Stellar names adorn Mark Johnston’s glittering training CV
With a record number of career winners, there are obviously plenty of horses Mark Johnston can look back on with fond memories. While the likes of Branston Abby, Yavana’s Pace and Fruits Of Love all deserve honourable mentions, here are six of the top horses from the team that was ‘Always Trying’:
Attraction
This filly defied her famously unconventional action to bag five Group One wins, including both the English and Irish 1,000 Guineas in 2004. Johnston showed patience in spades to nurse her back from injury during her four-year-old season, with that skill paying dividends as she signed off her career with Matron Stakes glory at Leopardstown.
Shamardal
This horse has become of one of the key sires of recent times and it was Johnston who guided his unbeaten three-start juvenile career, culminating in a comprehensive Dewhurst Stakes win in 2004. Shamardal was subsequently transferred to Saeed bin Suroor, for whom he won three Group Ones before injury ended his career.
Double Trigger
This flashy chestnut with a big white blaze built up quite a following by virtue of his eyecatching looks and bold running style. He completed the stayers’ grand slam in 1995, winning the Ascot, Goodwood and Doncaster Cups.
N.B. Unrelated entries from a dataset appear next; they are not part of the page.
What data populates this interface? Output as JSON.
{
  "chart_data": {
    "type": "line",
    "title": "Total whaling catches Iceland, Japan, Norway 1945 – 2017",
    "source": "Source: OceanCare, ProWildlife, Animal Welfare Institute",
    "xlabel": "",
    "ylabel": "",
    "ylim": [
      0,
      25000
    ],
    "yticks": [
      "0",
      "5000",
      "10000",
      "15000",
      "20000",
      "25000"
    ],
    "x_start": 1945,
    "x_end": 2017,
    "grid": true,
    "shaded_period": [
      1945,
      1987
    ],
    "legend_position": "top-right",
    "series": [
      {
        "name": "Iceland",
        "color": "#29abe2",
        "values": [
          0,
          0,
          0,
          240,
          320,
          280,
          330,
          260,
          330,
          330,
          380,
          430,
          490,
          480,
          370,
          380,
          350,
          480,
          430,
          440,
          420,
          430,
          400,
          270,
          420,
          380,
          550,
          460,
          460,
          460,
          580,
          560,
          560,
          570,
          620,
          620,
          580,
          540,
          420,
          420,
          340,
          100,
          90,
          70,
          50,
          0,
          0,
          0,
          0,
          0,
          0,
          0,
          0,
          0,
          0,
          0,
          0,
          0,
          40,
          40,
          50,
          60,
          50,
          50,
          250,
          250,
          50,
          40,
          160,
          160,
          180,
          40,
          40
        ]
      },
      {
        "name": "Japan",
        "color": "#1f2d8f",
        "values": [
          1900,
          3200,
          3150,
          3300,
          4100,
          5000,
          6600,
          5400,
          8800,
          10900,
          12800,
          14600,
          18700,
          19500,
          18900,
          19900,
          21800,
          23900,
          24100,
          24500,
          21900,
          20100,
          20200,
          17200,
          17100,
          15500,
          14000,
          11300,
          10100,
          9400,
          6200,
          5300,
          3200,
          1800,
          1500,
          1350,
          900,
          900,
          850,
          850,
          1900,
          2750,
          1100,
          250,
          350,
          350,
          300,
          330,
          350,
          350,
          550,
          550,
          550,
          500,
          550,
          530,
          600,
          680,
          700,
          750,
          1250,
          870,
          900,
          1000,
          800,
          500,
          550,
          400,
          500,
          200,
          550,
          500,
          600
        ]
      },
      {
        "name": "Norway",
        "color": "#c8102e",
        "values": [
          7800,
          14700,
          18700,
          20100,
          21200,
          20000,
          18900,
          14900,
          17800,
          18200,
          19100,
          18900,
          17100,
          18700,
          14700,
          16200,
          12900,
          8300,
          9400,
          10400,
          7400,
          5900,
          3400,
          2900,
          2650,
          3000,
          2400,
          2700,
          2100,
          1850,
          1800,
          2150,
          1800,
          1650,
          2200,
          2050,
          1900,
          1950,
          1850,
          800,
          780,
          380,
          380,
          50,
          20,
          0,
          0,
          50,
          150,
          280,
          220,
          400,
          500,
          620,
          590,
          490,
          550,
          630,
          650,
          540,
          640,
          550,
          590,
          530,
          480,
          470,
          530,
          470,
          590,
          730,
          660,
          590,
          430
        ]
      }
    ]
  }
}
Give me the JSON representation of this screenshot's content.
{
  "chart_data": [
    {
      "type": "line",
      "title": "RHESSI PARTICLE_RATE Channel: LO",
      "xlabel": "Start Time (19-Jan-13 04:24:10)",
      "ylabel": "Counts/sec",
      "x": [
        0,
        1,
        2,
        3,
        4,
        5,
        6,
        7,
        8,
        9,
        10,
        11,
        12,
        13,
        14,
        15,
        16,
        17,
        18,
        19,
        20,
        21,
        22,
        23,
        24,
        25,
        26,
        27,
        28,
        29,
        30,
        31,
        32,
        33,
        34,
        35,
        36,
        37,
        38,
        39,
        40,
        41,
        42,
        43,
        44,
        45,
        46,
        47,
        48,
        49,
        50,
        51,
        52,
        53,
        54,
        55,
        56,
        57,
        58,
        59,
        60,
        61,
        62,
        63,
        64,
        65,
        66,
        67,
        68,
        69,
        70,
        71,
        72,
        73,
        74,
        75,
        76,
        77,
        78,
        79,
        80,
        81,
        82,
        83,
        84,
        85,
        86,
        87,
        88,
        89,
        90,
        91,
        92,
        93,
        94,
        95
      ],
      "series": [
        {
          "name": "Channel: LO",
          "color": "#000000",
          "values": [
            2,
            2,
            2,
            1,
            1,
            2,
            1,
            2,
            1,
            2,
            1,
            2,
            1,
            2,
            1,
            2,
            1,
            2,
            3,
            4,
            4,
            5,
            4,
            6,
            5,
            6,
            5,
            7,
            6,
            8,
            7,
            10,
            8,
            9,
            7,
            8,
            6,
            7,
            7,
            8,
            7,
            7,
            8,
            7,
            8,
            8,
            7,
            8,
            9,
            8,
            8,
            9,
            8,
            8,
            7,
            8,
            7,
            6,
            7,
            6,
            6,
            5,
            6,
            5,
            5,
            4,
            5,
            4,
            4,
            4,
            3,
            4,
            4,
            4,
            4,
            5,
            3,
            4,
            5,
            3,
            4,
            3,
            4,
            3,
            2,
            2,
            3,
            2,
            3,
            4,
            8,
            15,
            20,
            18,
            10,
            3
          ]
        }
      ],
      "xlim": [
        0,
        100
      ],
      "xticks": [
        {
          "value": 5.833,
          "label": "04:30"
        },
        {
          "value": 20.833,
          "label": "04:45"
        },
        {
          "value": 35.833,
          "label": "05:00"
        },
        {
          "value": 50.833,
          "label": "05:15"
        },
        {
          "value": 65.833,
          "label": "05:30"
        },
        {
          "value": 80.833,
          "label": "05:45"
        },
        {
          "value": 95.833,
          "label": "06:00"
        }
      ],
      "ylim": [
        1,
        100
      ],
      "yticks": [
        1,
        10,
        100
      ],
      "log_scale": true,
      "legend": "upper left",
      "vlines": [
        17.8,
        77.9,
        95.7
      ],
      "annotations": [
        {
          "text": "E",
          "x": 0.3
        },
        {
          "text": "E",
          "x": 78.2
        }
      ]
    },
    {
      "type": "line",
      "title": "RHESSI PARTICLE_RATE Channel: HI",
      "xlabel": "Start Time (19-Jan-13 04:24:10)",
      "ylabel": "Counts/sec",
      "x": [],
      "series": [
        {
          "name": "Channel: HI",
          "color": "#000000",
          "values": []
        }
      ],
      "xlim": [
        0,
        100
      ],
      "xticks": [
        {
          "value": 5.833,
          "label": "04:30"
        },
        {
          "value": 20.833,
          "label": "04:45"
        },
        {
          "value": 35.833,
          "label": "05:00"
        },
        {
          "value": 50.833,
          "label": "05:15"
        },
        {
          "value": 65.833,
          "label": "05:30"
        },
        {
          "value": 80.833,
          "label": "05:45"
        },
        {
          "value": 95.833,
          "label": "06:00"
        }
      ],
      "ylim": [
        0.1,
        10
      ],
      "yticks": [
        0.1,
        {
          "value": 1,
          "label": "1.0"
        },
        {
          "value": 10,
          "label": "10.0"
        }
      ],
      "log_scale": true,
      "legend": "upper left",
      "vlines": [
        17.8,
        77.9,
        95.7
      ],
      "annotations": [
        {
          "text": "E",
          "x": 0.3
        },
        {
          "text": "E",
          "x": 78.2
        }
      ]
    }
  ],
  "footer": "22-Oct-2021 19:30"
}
He has a statue in his honour on Town Moor after winning the Doncaster Cup three times, while he also completed a hat-trick at Goodwood.
Royal Rebel
Involved in one of the most famous Ascot Gold Cup battles ever, Royal Rebel showed guts aplenty to edge out Persian Punch by a head after the pair slugged it out in the final furlong in 2001. Not the most straightforward of animals, Johnston got him back to top form for the Royal meeting the following year, when he rallied after looking beaten to see off Vinnie Roe by a neck.
Mister Baileys
A landmark horse in Johnston’s career, Mister Baileys was a dual Group-race winner as a juvenile, but was allowed to go off a 16-1 shot when he won the 2000 Guineas by the shortest of short heads in 1994. Connections opted to take the brave route and head to Epsom for the Derby, but having sat clear with half a mile to run, he ran out of gas and faded into fourth.
Subjectivist
This son of Teofilo was Johnston’s most recent and ultimately final staying star – winning the Prix Royal-Oak, the Dubai Gold Cup and last year’s Gold Cup at Royal Ascot in the space of nine months. He looked like he might become the new dominant force in the division after the most recent of those triumphs, but a subsequent injury means he has not been seen since.